Ein Buch nur von Frauen gemacht

Saga

Die Lust der Frauen

Aus dem Englisch von Lothar Schneider

© 1985 Diverse forfattere

Alle Rechte der Ebookausgabe: © 2016 SAGA Egmont, an imprint of Lindhardt og Ringhof A/S Copenhagen

All rights reserved

ISBN: 9788711464922

1. Ebook-Auflage, 2016

Format: EPUB 3.0

Dieses Buch ist urheberrechtlich geschützt.

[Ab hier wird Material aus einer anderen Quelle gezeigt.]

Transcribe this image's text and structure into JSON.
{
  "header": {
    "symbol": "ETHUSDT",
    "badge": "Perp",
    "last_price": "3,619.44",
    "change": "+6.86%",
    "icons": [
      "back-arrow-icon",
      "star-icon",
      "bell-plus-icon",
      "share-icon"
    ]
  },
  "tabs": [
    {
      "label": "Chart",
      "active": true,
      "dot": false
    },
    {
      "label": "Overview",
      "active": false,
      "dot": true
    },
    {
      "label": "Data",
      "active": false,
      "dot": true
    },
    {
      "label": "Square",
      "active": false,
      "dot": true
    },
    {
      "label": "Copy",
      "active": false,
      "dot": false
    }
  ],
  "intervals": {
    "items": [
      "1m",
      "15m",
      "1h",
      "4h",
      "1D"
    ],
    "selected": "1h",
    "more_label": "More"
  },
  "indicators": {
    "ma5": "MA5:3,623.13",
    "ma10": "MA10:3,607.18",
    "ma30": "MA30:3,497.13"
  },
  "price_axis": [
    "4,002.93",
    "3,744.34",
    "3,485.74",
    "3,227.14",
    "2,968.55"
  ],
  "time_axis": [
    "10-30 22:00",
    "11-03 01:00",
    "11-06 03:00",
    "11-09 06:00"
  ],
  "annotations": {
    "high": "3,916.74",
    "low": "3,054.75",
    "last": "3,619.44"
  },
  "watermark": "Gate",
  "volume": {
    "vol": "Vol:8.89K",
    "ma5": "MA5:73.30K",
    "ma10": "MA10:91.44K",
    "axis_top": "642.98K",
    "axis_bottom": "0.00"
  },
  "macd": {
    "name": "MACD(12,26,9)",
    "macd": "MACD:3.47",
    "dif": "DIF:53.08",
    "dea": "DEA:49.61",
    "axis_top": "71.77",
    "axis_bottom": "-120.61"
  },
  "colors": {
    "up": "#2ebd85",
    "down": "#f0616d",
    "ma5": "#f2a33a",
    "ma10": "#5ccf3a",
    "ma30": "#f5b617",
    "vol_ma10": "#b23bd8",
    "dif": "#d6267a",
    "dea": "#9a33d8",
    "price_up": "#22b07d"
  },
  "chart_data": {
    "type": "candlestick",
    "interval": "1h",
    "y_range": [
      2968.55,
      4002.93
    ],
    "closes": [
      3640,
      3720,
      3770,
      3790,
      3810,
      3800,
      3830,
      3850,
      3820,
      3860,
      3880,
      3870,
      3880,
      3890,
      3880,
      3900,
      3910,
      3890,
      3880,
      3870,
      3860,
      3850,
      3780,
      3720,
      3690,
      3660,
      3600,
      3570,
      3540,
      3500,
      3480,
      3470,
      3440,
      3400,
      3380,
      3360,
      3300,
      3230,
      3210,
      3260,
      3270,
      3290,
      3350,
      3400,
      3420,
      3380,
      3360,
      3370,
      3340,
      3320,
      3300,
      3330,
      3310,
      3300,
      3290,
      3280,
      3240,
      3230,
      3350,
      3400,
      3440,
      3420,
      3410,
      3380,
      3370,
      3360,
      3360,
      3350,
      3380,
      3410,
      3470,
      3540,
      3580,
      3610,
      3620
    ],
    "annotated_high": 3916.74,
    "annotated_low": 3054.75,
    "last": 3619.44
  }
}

Kopieren für andere als persönliche Nutzung ist nur nach Absprache mit Lindhardt und Ringhof und Autors nicht gestattet.

SAGA Egmont www.saga-books.com – a part of Egmont, www.egmont.com

Vorwort

«Wir wollen die erotische Lust der Frauen darstellen. Wie wir uns an sie erinnern, wie wir sie empfinden, wie wir sie gerne ausleben würden.»

So war die Zielsetzung für diese Beiträge zur Lust der Frau formuliert – sie sind ausschließlich von Frauen erdacht, geschrieben und gezeichnet.

Die Formulierung der Zielsetzung für die Beiträge zur Lust des Mannes ist identisch, lediglich das Wort Frauen wurde durch das Wort Männer ersetzt.

«Jetzt werden hoffentlich die Frauen endlich im Klartext sagen, wie es passiert ist und was sie gespürt haben, als die Lust am stärksten war.» So, dachten wir, sehen sicher die Erwartungen der Männer aus.

Und «was sie gespürt haben», das wird hier in der Tat geschildert. Aber mit den Einzelheiten, «wie es passiert ist» – haben die Frauen oft Schwierigkeiten, auch wenn sie sich bemühen, darüber nachzudenken.

Wir haben zweifellos auch ein Gefühl für das Harte und Brutale, wie ihr das Weiche und Liebevolle fühlt. Wir spüren das Haarige, wie ihr das Glatte spürt. So wie wir eure erregten Atemzüge genießen, so genießt ihr unsere. Wir haben auch davon berichtet – in Erinnerungen, Gedichten, Träumen, Zeichnungen, Briefen und Gesprächen.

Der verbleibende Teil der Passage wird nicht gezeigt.